I need to generic compare two primitive (numeric!) types (both boxed as object) to find the greater one. I can't use generics, because I only get objects, but I know the unboxed values are primitive numbers (int, short, long, float etc), so I can cast to IComparable.
How can I than compare those? CompareTo() throws an error because they are different types, but ChangeType can cause an OverflowException...?

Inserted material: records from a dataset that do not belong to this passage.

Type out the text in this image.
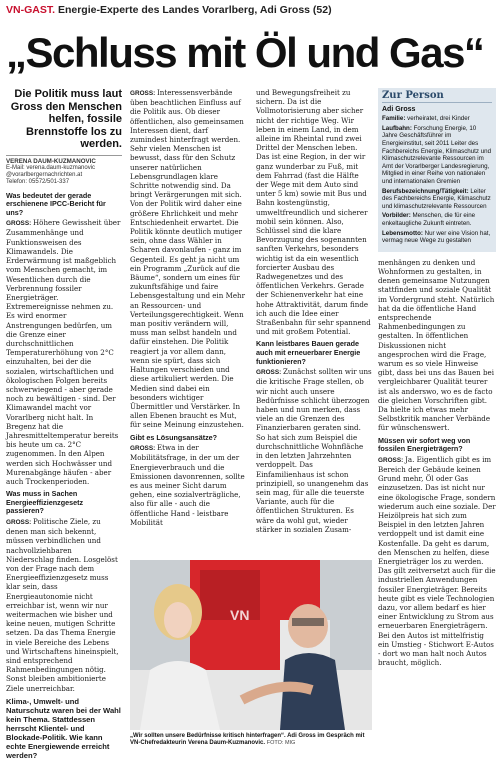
VN-GAST. Energie-Experte des Landes Vorarlberg, Adi Gross (52)
„Schluss mit Öl und Gas“
Die Politik muss laut Gross den Menschen helfen, fossile Brennstoffe los zu werden.
VERENA DAUM-KUZMANOVIC
E-Mail: verena.daum-kuzmanovic @vorarlbergernachrichten.at
Telefon: 05572/501-337
Was bedeutet der gerade erschienene IPCC-Bericht für uns?

GROSS: Höhere Gewissheit über Zusammenhänge und Funktionsweisen des Klimawandels. Die Erderwärmung ist maßgeblich vom Menschen gemacht, im Wesentlichen durch die Verbrennung fossiler Energieträger. Extremereignisse nehmen zu. Es wird enormer Anstrengungen bedürfen, um die Grenze einer durchschnittlichen Temperaturerhöhung von 2°C einzuhalten, bei der die sozialen, wirtschaftlichen und ökologischen Folgen bereits schwerwiegend - aber gerade noch zu bewältigen - sind. Der Klimawandel macht vor Vorarlberg nicht halt. In Bregenz hat die Jahresmitteltemperatur bereits bis heute um ca. 2°C zugenommen. In den Alpen werden sich Hochwässer und Murenabgänge häufen - aber auch Trockenperioden.

Was muss in Sachen Energieeffizienzgesetz passieren?

GROSS: Politische Ziele, zu denen man sich bekennt, müssen verbindlichen und nachvollziehbaren Niederschlag finden. Losgelöst von der Frage nach dem Energieeffizienzgesetz muss klar sein, dass Energieautonomie nicht erreichbar ist, wenn wir nur weitermachen wie bisher und keine neuen, mutigen Schritte setzen. Da das Thema Energie in viele Bereiche des Lebens und Wirtschaftens hineinspielt, sind entsprechend Rahmenbedingungen nötig. Sonst bleiben ambitionierte Ziele unerreichbar.

Klima-, Umwelt- und Naturschutz waren bei der Wahl kein Thema. Stattdessen herrscht Klientel- und Blockade-Politik. Wie kann echte Energiewende erreicht werden?

GROSS: Interessensverbände üben beachtlichen Einfluss auf die Politik aus. Ob dieser öffentlichen, also gemeinsamen Interessen dient, darf zumindest hinterfragt werden. Sehr vielen Menschen ist bewusst, dass für den Schutz unserer natürlichen Lebensgrundlagen klare Schritte notwendig sind. Da bringt Verärgerungen mit sich. Von der Politik wird daher eine größere Ehrlichkeit und mehr Entschiedenheit erwartet. Die Politik könnte deutlich mutiger sein, ohne dass Wähler in Scharen davonlaufen - ganz im Gegenteil. Es geht ja nicht um ein Programm „Zurück auf die Bäume“, sondern um eines für zukunftsfähige und faire Lebensgestaltung und ein Mehr an Ressourcen- und Verteilungsgerechtigkeit. Wenn man positiv verändern will, muss man selbst handeln und dafür einstehen. Die Politik reagiert ja vor allem dann, wenn sie spürt, dass sich Haltungen verschieden und diese artikuliert werden. Die Medien sind dabei ein besonders wichtiger Übermittler und Verstärker. In allen Ebenen braucht es Mut, für seine Meinung einzustehen.

Gibt es Lösungsansätze?

GROSS: Etwa in der Mobilitätsfrage, in der um der Energieverbrauch und die Emissionen davonrennen, sollte es aus meiner Sicht darum gehen, eine sozialverträgliche, also für alle - auch die öffentliche Hand - leistbare Mobilität

und Bewegungsfreiheit zu sichern. Da ist die Vollmotorisierung aber sicher nicht der richtige Weg. Wir leben in einem Land, in dem alleine im Rheintal rund zwei Drittel der Menschen leben. Das ist eine Region, in der wir ganz wunderbar zu Fuß, mit dem Fahrrad (fast die Hälfte der Wege mit dem Auto sind unter 5 km) sowie mit Bus und Bahn kostengünstig, umweltfreundlich und sicherer mobil sein können. Also, Schlüssel sind die klare Bevorzugung des sogenannten sanften Verkehrs, besonders wichtig ist da ein wesentlich forcierter Ausbau des Radwegenetzes und des öffentlichen Verkehrs. Gerade der Schienenverkehr hat eine hohe Attraktivität, darum finde ich auch die Idee einer Straßenbahn für sehr spannend und mit großem Potential.

Kann leistbares Bauen gerade auch mit erneuerbarer Energie funktionieren?

GROSS: Zunächst sollten wir uns die kritische Frage stellen, ob wir nicht auch unsere Bedürfnisse schlicht überzogen haben und nun merken, dass viele an die Grenzen des Finanzierbaren geraten sind. So hat sich zum Beispiel die durchschnittliche Wohnfläche in den letzten Jahrzehnten verdoppelt. Das Einfamilienhaus ist schon prinzipiell, so unangenehm das sein mag, für alle die teuerste Variante, auch für die öffentlichen Strukturen. Es wäre da wohl gut, wieder stärker in sozialen Zusam-

Zur Person
Adi Gross
Familie: verheiratet, drei Kinder
Laufbahn: Forschung Energie, 10 Jahre Geschäftsführer im Energieinstitut, seit 2011 Leiter des Fachbereichs Energie, Klimaschutz und Klimaschutzrelevante Ressourcen im Amt der Vorarlberger Landesregierung, Mitglied in einer Reihe von nationalen und internationalen Gremien
Berufsbezeichnung/Tätigkeit: Leiter des Fachbereichs Energie, Klimaschutz und klimaschutzrelevante Ressourcen
Vorbilder: Menschen, die für eine enkeltaugliche Zukunft eintreten.
Lebensmotto: Nur wer eine Vision hat, vermag neue Wege zu gestalten

menhängen zu denken und Wohnformen zu gestalten, in denen gemeinsame Nutzungen stattfinden und soziale Qualität im Vordergrund steht. Natürlich hat da die öffentliche Hand entsprechende Rahmenbedingungen zu gestalten. In öffentlichen Diskussionen nicht angesprochen wird die Frage, warum es so viele Hinweise gibt, dass bei uns das Bauen bei vergleichbarer Qualität teurer ist als anderswo, wo es de facto die gleichen Vorschriften gibt. Da hielte ich etwas mehr Selbstkritik mancher Verbände für wünschenswert.

Müssen wir sofort weg von fossilen Energieträgern?

GROSS: Ja. Eigentlich gibt es im Bereich der Gebäude keinen Grund mehr, Öl oder Gas einzusetzen. Das ist nicht nur eine ökologische Frage, sondern wiederum auch eine soziale. Der Heizölpreis hat sich zum Beispiel in den letzten Jahren verdoppelt und ist damit eine Kostenfalle. Da geht es darum, den Menschen zu helfen, diese Energieträger los zu werden. Das gilt zeitversetzt auch für die industriellen Anwendungen fossiler Energieträger. Bereits heute gibt es viele Technologien dazu, vor allem bedarf es hier einer Entwicklung zu Strom aus erneuerbaren Energieträgern. Bei den Autos ist mittelfristig ein Umstieg - Stichwort E-Autos - dort wo man halt noch Autos braucht, möglich.

VN
„Wir sollten unsere Bedürfnisse kritisch hinterfragen“. Adi Gross im Gespräch mit VN-Chefredakteurin Verena Daum-Kuzmanovic. FOTO: MIG
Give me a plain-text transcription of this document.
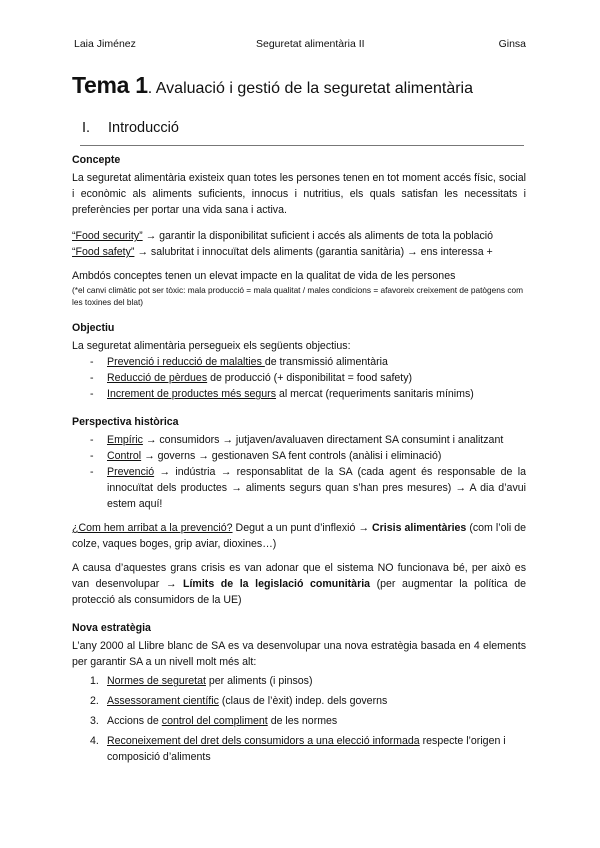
Laia Jiménez	Seguretat alimentària II	Ginsa
Tema 1. Avaluació i gestió de la seguretat alimentària
I. Introducció
Concepte

La seguretat alimentària existeix quan totes les persones tenen en tot moment accés físic, social i econòmic als aliments suficients, innocus i nutritius, els quals satisfan les necessitats i preferències per portar una vida sana i activa.

“Food security” → garantir la disponibilitat suficient i accés als aliments de tota la població

“Food safety” → salubritat i innocuïtat dels aliments (garantia sanitària) → ens interessa +

Ambdós conceptes tenen un elevat impacte en la qualitat de vida de les persones

(*el canvi climàtic pot ser tòxic: mala producció = mala qualitat / males condicions = afavoreix creixement de patògens com les toxines del blat)

Objectiu

La seguretat alimentària persegueix els següents objectius:

- Prevenció i reducció de malalties de transmissió alimentària
- Reducció de pèrdues de producció (+ disponibilitat = food safety)
- Increment de productes més segurs al mercat (requeriments sanitaris mínims)
Perspectiva històrica
- Empíric → consumidors → jutjaven/avaluaven directament SA consumint i analitzant
- Control → governs → gestionaven SA fent controls (anàlisi i eliminació)
- Prevenció → indústria → responsablitat de la SA (cada agent és responsable de la innocuïtat dels productes → aliments segurs quan s’han pres mesures) → A dia d’avui estem aquí!

¿Com hem arribat a la prevenció? Degut a un punt d’inflexió → Crisis alimentàries (com l’oli de colze, vaques boges, grip aviar, dioxines…)

A causa d’aquestes grans crisis es van adonar que el sistema NO funcionava bé, per això es van desenvolupar → Límits de la legislació comunitària (per augmentar la política de protecció als consumidors de la UE)

Nova estratègia

L’any 2000 al Llibre blanc de SA es va desenvolupar una nova estratègia basada en 4 elements per garantir SA a un nivell molt més alt:

1. Normes de seguretat per aliments (i pinsos)
2. Assessorament científic (claus de l’èxit) indep. dels governs
3. Accions de control del compliment de les normes
4. Reconeixement del dret dels consumidors a una elecció informada respecte l’origen i composició d’aliments
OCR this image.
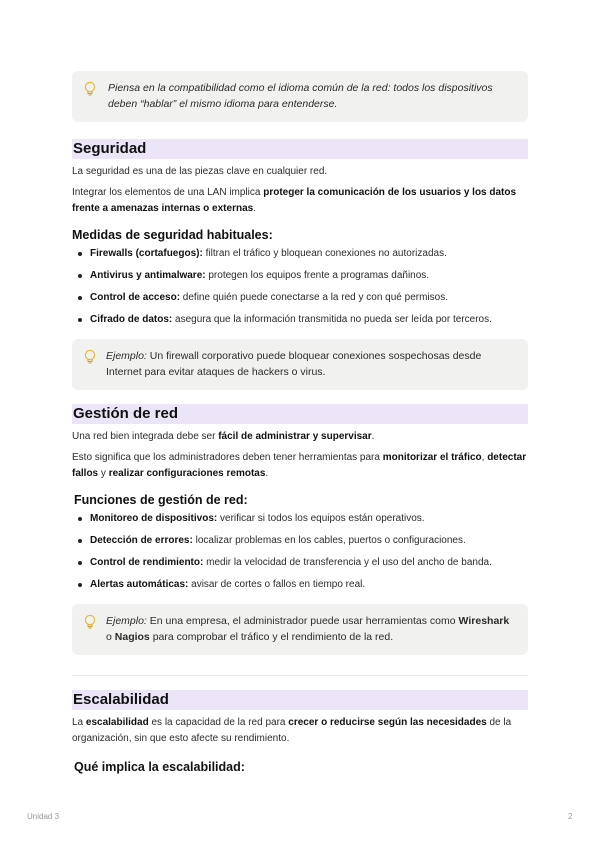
Piensa en la compatibilidad como el idioma común de la red: todos los dispositivos deben “hablar” el mismo idioma para entenderse.
Seguridad
La seguridad es una de las piezas clave en cualquier red.
Integrar los elementos de una LAN implica proteger la comunicación de los usuarios y los datos frente a amenazas internas o externas.
Medidas de seguridad habituales:
Firewalls (cortafuegos): filtran el tráfico y bloquean conexiones no autorizadas.
Antivirus y antimalware: protegen los equipos frente a programas dañinos.
Control de acceso: define quién puede conectarse a la red y con qué permisos.
Cifrado de datos: asegura que la información transmitida no pueda ser leída por terceros.
Ejemplo: Un firewall corporativo puede bloquear conexiones sospechosas desde Internet para evitar ataques de hackers o virus.
Gestión de red
Una red bien integrada debe ser fácil de administrar y supervisar.
Esto significa que los administradores deben tener herramientas para monitorizar el tráfico, detectar fallos y realizar configuraciones remotas.
Funciones de gestión de red:
Monitoreo de dispositivos: verificar si todos los equipos están operativos.
Detección de errores: localizar problemas en los cables, puertos o configuraciones.
Control de rendimiento: medir la velocidad de transferencia y el uso del ancho de banda.
Alertas automáticas: avisar de cortes o fallos en tiempo real.
Ejemplo: En una empresa, el administrador puede usar herramientas como Wireshark o Nagios para comprobar el tráfico y el rendimiento de la red.
Escalabilidad
La escalabilidad es la capacidad de la red para crecer o reducirse según las necesidades de la organización, sin que esto afecte su rendimiento.
Qué implica la escalabilidad:
Unidad 3	2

public static int Compare(object value1, object value2)
{
//e.g. value1 = (object)(int)1; value2 = (object)(float)2.0f
if (value1 is IComparable && value2 is IComparable)
{
return (value1 as IComparable).CompareTo(value2);
//throws exception bc value1.GetType() != value2.GetType()
}
throw new ArgumentException();
}
Maybe so
public static int Compare(object value1, object value2)
{
if (value1 is double || value2 is double)
{
double d1 = Convert.ToDouble(value1);
double d2 = Convert.ToDouble(value2);
return d1.CompareTo(d2);
}
if (value1 is float || value2 is float)
{
float f1 = Convert.ToSingle(value1);
float f2 = Convert.ToSingle(value2);
return f1.CompareTo(f2);
}
long x1 = Convert.ToInt64(value1);
long x2 = Convert.ToInt64(value2);
return x1.CompareTo(x2);
}
The byte, short, int types can be converted to long without precision loss.